Wie die Medien berichten, wird ja in den nächsten Wochen der amerikanische Präsidentschaftskandidat Barack Obama in Deutschland erwartet. Was ja nicht wirklich schlecht ist. Soll er meinetwegen eine Rede in Berlin oder in Buxdehude halten. Dies ist ein freies Land. Oder doch nicht?! Die erste Amtshandlung von Obama war nämlich das Verbieten von Protest-Plakaten.
Auf Handzetteln, die seit Montag für die Rede im Berliner Bezirk Tiergarten ausgeteilt werden, heißt es: „Plakate oder Transparente sind nicht gestattet.“
Ja geht es noch? Brechen wie es mal auf eine einfach Ebene herunter.

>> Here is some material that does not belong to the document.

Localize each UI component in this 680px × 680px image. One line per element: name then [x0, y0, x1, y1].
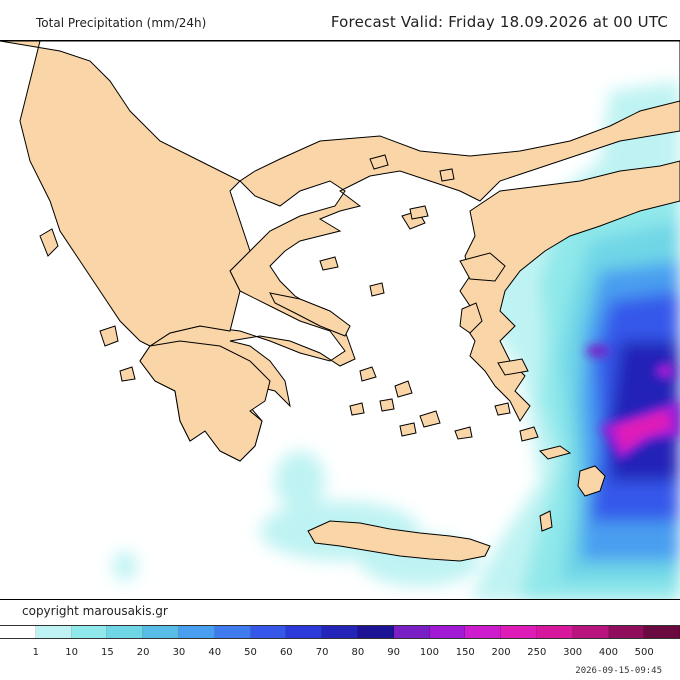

Ein Amerikaner, welcher für den obersten Posten eines demokratischen Landes kandidiert, kommt in ein ebenfalls demokratisches Land. Bei Länder kennen neben der Gewaltenteilung, und der persönlichen Freitheit auch das Recht auf freie Meinungsäusserung. Wie kann also ein “Ausländern” den Bürgern eines Landes vorschreiben, was sie zu tun haben. Natürlich kann er das nicht wirklich. Soviel sollte klar sein. So ein Verbort kann nur von einer deutschen Regierungstelle ausgesprochen werden. Wie kommt die zuständige Stelle aber dazu, die Aufforderung folge zu leisten. Es herrscht Meinungsfreiheit. In Deutschland gibt es noch kein “Patriot Act”. Hier darf man kritisch demonstrieren – verdammt Scheisse!

Und das “Beste” daran ist, dass die deutschen Politiker wie sabernde Hunde dem Besuch entgegenfiebern und sich im Vorfeld noch zu belanglosen Kommentaren hinreissen lassen. In der Bildzeit kann mann lesen:
In seiner Rede wird Obama voraussichtlich an den Kennedy-Mythos anknüpfen.
USA-Experte Harald Wenzel vom John-F.-Kennedy-Institut an der Freien Universität: „Ich bin sicher, dass einige Kennedy-Posen rekonstruiert werden.
Wie will man eine demokratische Rede von Menschenrechten und Freitheit halten, wenn man während der Rede gleich mal die Rechte beschneidet. Man kann ja auch schlecht besoffen eine Rede gegen Alkoholismus halten. Denkt denn da keiner mit, oder sind wir jetzt schon so abgerichtete Hündchen, dass wir sogar vor einem noch nicht einmal gewählten Präsideten klein bei geben. Alles im Sinne der Diplomatie.
Sogar von einer “Fanmile” wird gesprochen.
“FANMILE” – wer kommt denn da? Elvis??? der Erlöser der Menschheit??? Jeder denkt, dass es nach Bush nur noch bergauf gehen kann. Aber wer schon als Präsidentschaftskandidat Proteste verbietet ist meiner Meinung erst einmal mit Vorsicht zu geniessen.
EDIT 24. Juli 2008:
Es wird immer besser. Neueste Gerüchte besagen, dass während den Olympischen Spielen in China keine Schwarzen und Mongolen in Bars bedient werden dürfen. Toll wenn ein grosser Teil der Sportler und Funktionäre schwarz ist.